RR: If we want to really eliminate this virus and control it forever, we'll need to vaccinate a lot of people worldwide. To do that we also need durable vaccines. At this point we have no idea what's the protective level of immunity, and we don't know how long it's going last. So that's something we need to learn from the clinical trials. It’s possible that we may have vaccines that are good in the short term, but they may not be good in the long term, or vaccines that are a good for a fast first intervention, but then we need other vaccines to boost the immunity and to make that durable.
That's why it's important to have multiple platforms and multiple vaccines, because maybe some vaccines would be fast, but not durable, or vaccines that are not fast may be durable. And so we need to mix and match and see what's going to happen.
HS: If immunity wanes, which can happen over time after vaccination, it could be recommended to get a booster vaccination (another shot to strengthen the immune memory that was primed by the first vaccination). But it remains to be seen if this is needed. Because of the incubation time between SARS-CoV-2 infection and the development of symptoms, it is possible that the kinetics of the anamnestic response to incoming virus, so the recall of vaccine-elicited immune memory, is such that it can still help prevent development of COVID-19 disease.
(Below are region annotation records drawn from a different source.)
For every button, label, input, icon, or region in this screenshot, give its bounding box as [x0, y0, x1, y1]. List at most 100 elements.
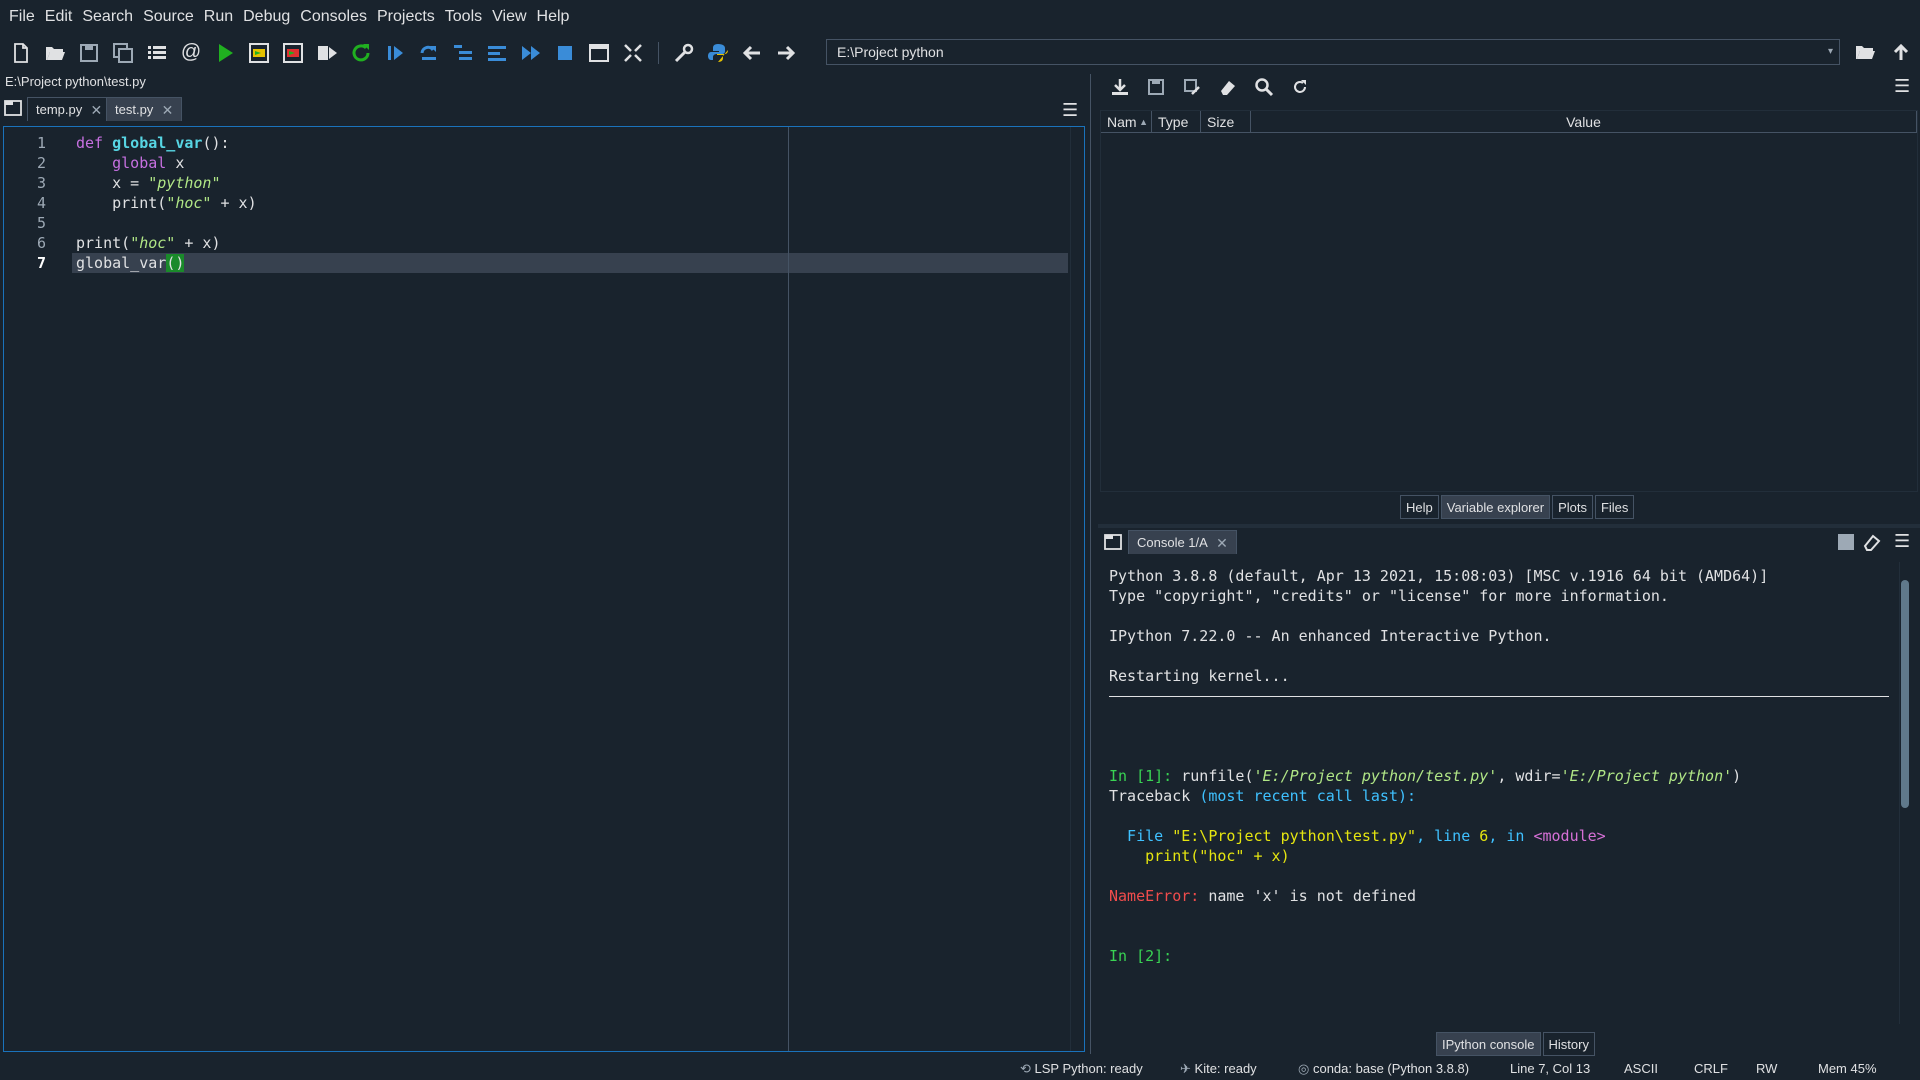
step-into-icon[interactable]: [446, 36, 480, 70]
menu-projects[interactable]: Projects: [372, 8, 440, 26]
tab-history[interactable]: History: [1542, 1032, 1595, 1056]
column-size[interactable]: Size: [1201, 111, 1251, 133]
console-banner: Type "copyright", "credits" or "license"…: [1109, 587, 1669, 605]
console-input-prompt[interactable]: In [2]:: [1109, 947, 1172, 965]
code-editor[interactable]: 1 2 3 4 5 6 7 def global_var(): global x…: [3, 126, 1085, 1052]
menu-help[interactable]: Help: [532, 8, 575, 26]
close-tab-icon[interactable]: ✕: [162, 98, 174, 122]
save-data-as-icon[interactable]: [1174, 73, 1210, 101]
stop-icon[interactable]: [548, 36, 582, 70]
tab-label: test.py: [115, 102, 154, 117]
line-number: 4: [36, 194, 46, 212]
search-icon[interactable]: [1246, 73, 1282, 101]
open-file-icon[interactable]: [38, 36, 72, 70]
save-data-icon[interactable]: [1138, 73, 1174, 101]
editor-options-menu-icon[interactable]: ☰: [1062, 100, 1078, 121]
scrollbar-thumb[interactable]: [1901, 580, 1909, 808]
outline-icon[interactable]: [140, 36, 174, 70]
code-line-6: print("hoc" + x): [76, 234, 221, 252]
console-banner: IPython 7.22.0 -- An enhanced Interactiv…: [1109, 627, 1552, 645]
maximize-icon[interactable]: [582, 36, 616, 70]
console-restart-message: Restarting kernel...: [1109, 667, 1290, 685]
working-directory-path: E:\Project python: [837, 44, 944, 60]
line-number: 3: [36, 174, 46, 192]
run-cell-icon[interactable]: [242, 36, 276, 70]
new-file-icon[interactable]: [4, 36, 38, 70]
variable-table-header: Nam ▲ Type Size Value: [1101, 111, 1917, 133]
cursor-position: Line 7, Col 13: [1510, 1061, 1591, 1076]
re-run-icon[interactable]: [344, 36, 378, 70]
console-tab-bar: Console 1/A ✕ ☰: [1098, 528, 1920, 556]
column-value[interactable]: Value: [1251, 111, 1917, 133]
edge-line-marker: [788, 127, 789, 1051]
import-data-icon[interactable]: [1102, 73, 1138, 101]
clear-console-icon[interactable]: [1862, 532, 1882, 555]
save-all-icon[interactable]: [106, 36, 140, 70]
ipython-console[interactable]: Python 3.8.8 (default, Apr 13 2021, 15:0…: [1101, 562, 1900, 1024]
console-traceback-source: print("hoc" + x): [1109, 847, 1290, 865]
menu-edit[interactable]: Edit: [40, 8, 78, 26]
tab-help[interactable]: Help: [1400, 495, 1439, 519]
menu-run[interactable]: Run: [199, 8, 238, 26]
console-options-icon[interactable]: ☰: [1894, 531, 1910, 552]
step-icon[interactable]: [412, 36, 446, 70]
menu-view[interactable]: View: [487, 8, 531, 26]
browse-tabs-icon[interactable]: [4, 100, 22, 116]
preferences-icon[interactable]: [667, 36, 701, 70]
file-encoding: ASCII: [1624, 1061, 1658, 1076]
eraser-icon[interactable]: [1210, 73, 1246, 101]
close-tab-icon[interactable]: ✕: [91, 98, 103, 122]
at-sign-icon[interactable]: @: [174, 36, 208, 70]
line-number: 5: [36, 214, 46, 232]
tab-test-py[interactable]: test.py ✕: [106, 97, 183, 122]
variable-explorer-options-icon[interactable]: ☰: [1894, 76, 1910, 97]
run-cell-advance-icon[interactable]: [276, 36, 310, 70]
sort-ascending-icon: ▲: [1139, 117, 1148, 127]
tab-temp-py[interactable]: temp.py ✕: [27, 97, 112, 122]
menu-tools[interactable]: Tools: [440, 8, 487, 26]
run-icon[interactable]: [208, 36, 242, 70]
tab-ipython-console[interactable]: IPython console: [1436, 1032, 1541, 1056]
tab-files[interactable]: Files: [1594, 495, 1635, 519]
line-number: 6: [36, 234, 46, 252]
kite-icon: ✈: [1180, 1061, 1191, 1076]
close-tab-icon[interactable]: ✕: [1216, 531, 1228, 555]
line-number: 2: [36, 154, 46, 172]
menu-search[interactable]: Search: [77, 8, 138, 26]
refresh-icon[interactable]: [1282, 73, 1318, 101]
tab-console-1a[interactable]: Console 1/A ✕: [1128, 530, 1237, 554]
browse-tabs-icon[interactable]: [1104, 534, 1122, 550]
debug-icon[interactable]: [378, 36, 412, 70]
variable-explorer-toolbar: [1098, 72, 1920, 102]
menu-source[interactable]: Source: [138, 8, 199, 26]
stop-kernel-icon[interactable]: [1838, 534, 1854, 550]
save-icon[interactable]: [72, 36, 106, 70]
column-type[interactable]: Type: [1152, 111, 1201, 133]
forward-arrow-icon[interactable]: [769, 36, 803, 70]
variable-table[interactable]: Nam ▲ Type Size Value: [1100, 110, 1918, 492]
fullscreen-icon[interactable]: [616, 36, 650, 70]
menu-consoles[interactable]: Consoles: [295, 8, 372, 26]
code-area[interactable]: def global_var(): global x x = "python" …: [72, 127, 1068, 1051]
column-name[interactable]: Nam ▲: [1101, 111, 1152, 133]
tab-label: temp.py: [36, 102, 83, 117]
tab-variable-explorer[interactable]: Variable explorer: [1440, 495, 1551, 519]
pane-splitter[interactable]: [1090, 74, 1098, 1054]
continue-icon[interactable]: [514, 36, 548, 70]
menu-file[interactable]: File: [4, 8, 40, 26]
run-selection-icon[interactable]: [310, 36, 344, 70]
line-number: 1: [36, 134, 46, 152]
top-pane-tabs: Help Variable explorer Plots Files: [1400, 495, 1636, 519]
code-line-1: def global_var():: [76, 134, 230, 152]
browse-folder-icon[interactable]: [1848, 35, 1882, 69]
working-directory-combobox[interactable]: E:\Project python ▾: [826, 39, 1840, 65]
parent-directory-icon[interactable]: [1884, 35, 1918, 69]
console-scrollbar[interactable]: [1900, 575, 1910, 1015]
chevron-down-icon[interactable]: ▾: [1828, 40, 1833, 64]
tab-plots[interactable]: Plots: [1552, 495, 1593, 519]
back-arrow-icon[interactable]: [735, 36, 769, 70]
menu-debug[interactable]: Debug: [238, 8, 295, 26]
python-path-icon[interactable]: [701, 36, 735, 70]
step-return-icon[interactable]: [480, 36, 514, 70]
editor-scrollbar[interactable]: [1070, 127, 1082, 1051]
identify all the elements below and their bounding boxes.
LS: We are already seeing that most of the vaccines are likely going to require two doses. It would also not be unusual, or particularly concerning, if we did see waning immunity. It may be the case that booster doses are needed on a regular schedule ― yearly or some other cadence that brings antibody levels back to the level necessary to prevent infection or progression of disease. All these scenarios will play out as researchers have more patients in trials and the earliest patients have more follow up.
What sort of process is needed to monitor vaccine efficacy in the future ― for example, if a new mutant of the virus appears, should we go back to the drawing board?
GG: Hopefully we can address antigenic drift like we do seasonal flu vaccines or find a vaccine approach that has cross protection.
JG: Coronaviruses do evolve, but so far major changes affecting immune response have not been reported. Virus isolates from all over the world are being tracked and genetically fingerprinted. If changes that could affect vaccine efficacy are detected, their impact on the efficacy of the various vaccines would need to be assessed.
HS: We will need to monitor circulating SARS-CoV-2 for new mutations in the spike protein. If we see new variants emerge, we could test serum from vaccinated preclinical models and trial participants for the ability to neutralize these newly emerging virus variants. Only if we see escape variants, viruses with mutations that are no longer being neutralized, would we need new vaccine designs. Fortunately this virus does not seem to change too much, so let’s hope the vaccines currently in development will do the job, and if they do, at least for a significant period of time.
LS: We have systems in place to monitor vaccine safety and efficacy, through reporting and post-approval surveillance studies. These will be particularly important in the case of COVID-19 vaccines, which will likely be used at scale more quickly than any vaccine in history. The clinical trials will give a good sense of safety and efficacy, but surveillance will be important to see how it plays out in millions of people rather than the tens of thousands involved in trials. We should have the platforms developed that will allow us to both monitor the virus and continue to study whether the strains included in the vaccines need to be modified. This might be quicker with an mRNA vaccine than with other approaches, but the protein used is conserved across a range of coronaviruses.